Kristie L. Kahl: Do you have any advice for lung cancer patients and how they can still stay safe and healthy throughout all of this?

Dr. David Cooke: What I would recommend is having lung cancer patients talk to their care provider about the uses of telemedicine. Can they undergo their visits via telemedicine, whether it's face to face video, or whether it's audio encounter that is oftentimes built in to the electronic health record patient portals that are accessible by patients, or now with the cares act, even commercial smartphone. video conferencing apps can be used for telemedicine as well, but check with your care provider, regardless of COVID-19 as your care provider, what resources are available to me?
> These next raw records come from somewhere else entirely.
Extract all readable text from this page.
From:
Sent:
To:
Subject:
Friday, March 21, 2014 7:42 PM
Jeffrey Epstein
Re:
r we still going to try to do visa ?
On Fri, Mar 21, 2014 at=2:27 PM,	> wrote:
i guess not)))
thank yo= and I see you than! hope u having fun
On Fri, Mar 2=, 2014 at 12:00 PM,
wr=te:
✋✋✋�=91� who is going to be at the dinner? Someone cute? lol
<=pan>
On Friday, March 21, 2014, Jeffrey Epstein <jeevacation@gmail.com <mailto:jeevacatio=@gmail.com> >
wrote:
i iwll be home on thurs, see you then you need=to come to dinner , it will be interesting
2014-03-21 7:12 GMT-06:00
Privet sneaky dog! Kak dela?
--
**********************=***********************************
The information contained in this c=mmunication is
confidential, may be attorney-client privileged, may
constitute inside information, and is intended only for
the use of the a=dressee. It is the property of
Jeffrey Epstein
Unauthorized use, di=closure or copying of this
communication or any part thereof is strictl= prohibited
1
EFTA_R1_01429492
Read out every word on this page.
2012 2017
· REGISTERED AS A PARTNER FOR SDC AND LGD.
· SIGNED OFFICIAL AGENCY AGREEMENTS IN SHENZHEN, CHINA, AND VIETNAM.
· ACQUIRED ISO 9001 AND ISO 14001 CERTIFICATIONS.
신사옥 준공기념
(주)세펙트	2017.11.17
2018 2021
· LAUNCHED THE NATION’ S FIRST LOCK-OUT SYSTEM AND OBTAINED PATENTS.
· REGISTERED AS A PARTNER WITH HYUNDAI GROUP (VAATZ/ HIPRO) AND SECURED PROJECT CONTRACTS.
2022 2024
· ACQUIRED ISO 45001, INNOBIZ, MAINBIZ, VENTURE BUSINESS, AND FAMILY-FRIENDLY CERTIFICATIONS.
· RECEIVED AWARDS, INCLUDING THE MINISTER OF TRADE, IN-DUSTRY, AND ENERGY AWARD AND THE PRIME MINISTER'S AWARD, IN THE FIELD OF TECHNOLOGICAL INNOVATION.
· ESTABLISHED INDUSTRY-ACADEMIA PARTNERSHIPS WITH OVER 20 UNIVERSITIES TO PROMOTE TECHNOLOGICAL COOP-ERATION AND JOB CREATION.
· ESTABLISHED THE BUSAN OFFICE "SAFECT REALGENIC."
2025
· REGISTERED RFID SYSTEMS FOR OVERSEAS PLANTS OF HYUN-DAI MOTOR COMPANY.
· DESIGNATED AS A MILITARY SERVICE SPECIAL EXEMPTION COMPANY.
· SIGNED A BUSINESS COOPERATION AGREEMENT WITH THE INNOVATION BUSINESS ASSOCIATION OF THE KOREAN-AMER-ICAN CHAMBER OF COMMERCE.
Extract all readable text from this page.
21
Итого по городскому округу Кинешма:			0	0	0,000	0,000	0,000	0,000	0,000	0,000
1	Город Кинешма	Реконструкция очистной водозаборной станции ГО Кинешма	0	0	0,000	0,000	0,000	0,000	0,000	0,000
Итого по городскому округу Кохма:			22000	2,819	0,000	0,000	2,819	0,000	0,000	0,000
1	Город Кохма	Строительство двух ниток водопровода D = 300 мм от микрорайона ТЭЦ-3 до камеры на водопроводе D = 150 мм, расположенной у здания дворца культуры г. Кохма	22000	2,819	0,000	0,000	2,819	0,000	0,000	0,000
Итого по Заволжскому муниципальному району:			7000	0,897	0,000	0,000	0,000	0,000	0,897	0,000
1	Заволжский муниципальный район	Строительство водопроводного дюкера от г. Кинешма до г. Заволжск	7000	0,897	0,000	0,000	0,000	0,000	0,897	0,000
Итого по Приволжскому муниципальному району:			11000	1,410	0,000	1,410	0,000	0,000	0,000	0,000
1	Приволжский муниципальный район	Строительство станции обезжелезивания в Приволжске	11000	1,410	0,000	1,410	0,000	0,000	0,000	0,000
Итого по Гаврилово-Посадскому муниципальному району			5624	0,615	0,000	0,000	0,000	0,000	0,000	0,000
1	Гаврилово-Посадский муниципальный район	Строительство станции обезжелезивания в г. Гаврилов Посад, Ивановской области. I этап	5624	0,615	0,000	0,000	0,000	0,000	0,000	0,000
Is lung cancer screening still available to me coming in for standard care therapy, such as surgery, is that still available to me? So this is the essential surgery and not elective surgery? And are there therapeutic clinical trials that are available to me, and I encourage those individuals to look at those opportunities and ask your care provider what's going on with COVID-19 at the local level, and if their medical center cannot cannot provide those cancer, specifically lung cancer treatments because of the COVID-19 rate at that hospital. Can they send you to another Medical Center that has high level of care, high level lung cancer care, and it's not overwhelmed by the COVID-19 pandemic.